They're good and free of contaminants, and I think this is even better than what you harvest traditionally from classic farms. But we want to find out what consumers think. We take to the streets of Switzerland, where citizens consume an average of nine kilograms of chocolate a year.
Would they buy chocolate from a lab? I guess how it’s made would matter a little bit, but more so, the flavor overall. The end product is what matters.
After the invention of milk chocolate in the 19th century, Switzerland became the home of the chocolatier. Soon, it became a hub for production. World-famous brands are still based here today.
The Swiss export their chocolate and pralines all over the world. Of course, cocoa beans don't grow in Switzerland. They're sourced mainly in West Africa - where around 70 percent of the world's cocoa grows.
Large areas of rainforest have been cleared. But crop failures and decreases in arable land due to global warming, not to mention the poor pay - are forcing many cocoa farmers out of business.

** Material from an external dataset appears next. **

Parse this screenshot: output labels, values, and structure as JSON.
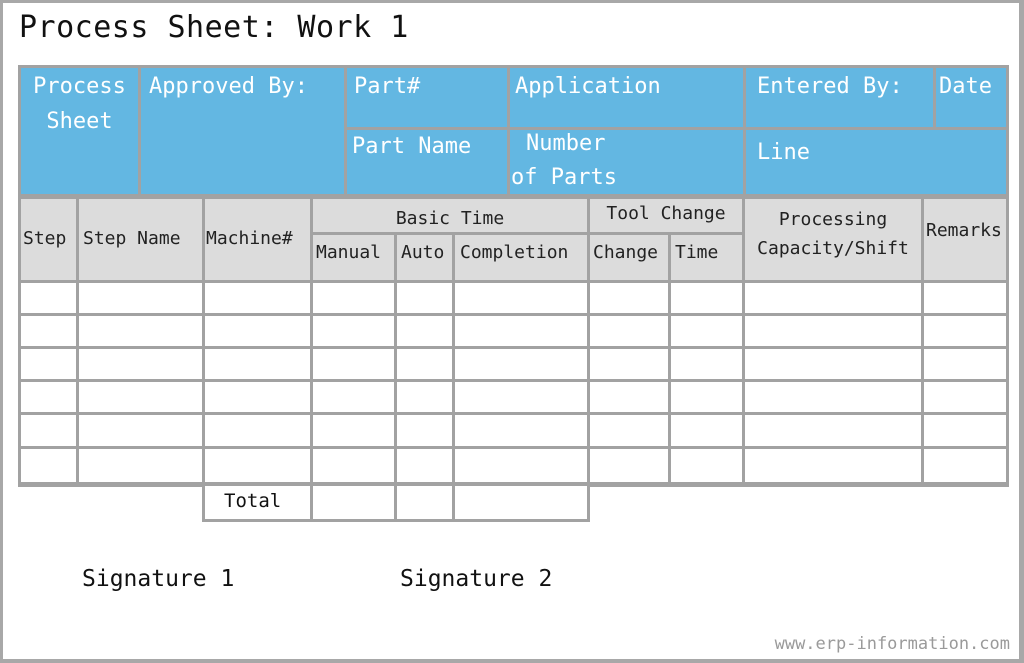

That's where our second Swiss company comes in.
We can incentivize farmers to continue growing cocoa, and we disrupt actually the supply chain that it is a possibility for the future because it will not work in the future that small farmers work the way they did in the past. Anian Schreiber's company Koa produces juice and flakes from cocoa pulp. This adds natural sweetness and a fruity note to chocolate and other products.
To do this, the company buys what was previously considered waste: the pods and pulp. Traditionally, only the cocoa beans are used, while the pulp – here you see a close-up of the entire fruit, as well the husks are utilised, so it's a very small proportion. You've got in this entire fruit, you've got around 30 of these beans and that accounts maybe for 25 percent of the entire fruit, the rest as of today cannot be used.
Food Brewer is convinced the future of chocolate isn't in the pod, but rather the tank. They hope to produce 50,000 times more cocoa on the same area - for a fraction of the cost. But the technology is yet to be approved.
The product is very good today, so the only thing we have to do now: We have to make it available, we have to scale it. We have to make sure we produce enough of this delicious chocolate, and it will be sold. I think the bottle neck is not the market.
I think the market demand is bigger than what we currently supply. However, if we talk about real chocolate with the full indulgence we want to have I think there's still a case why we should continue using farmed cocoa beans, and if we do that, then we should do it in a sustainable way. What do you think?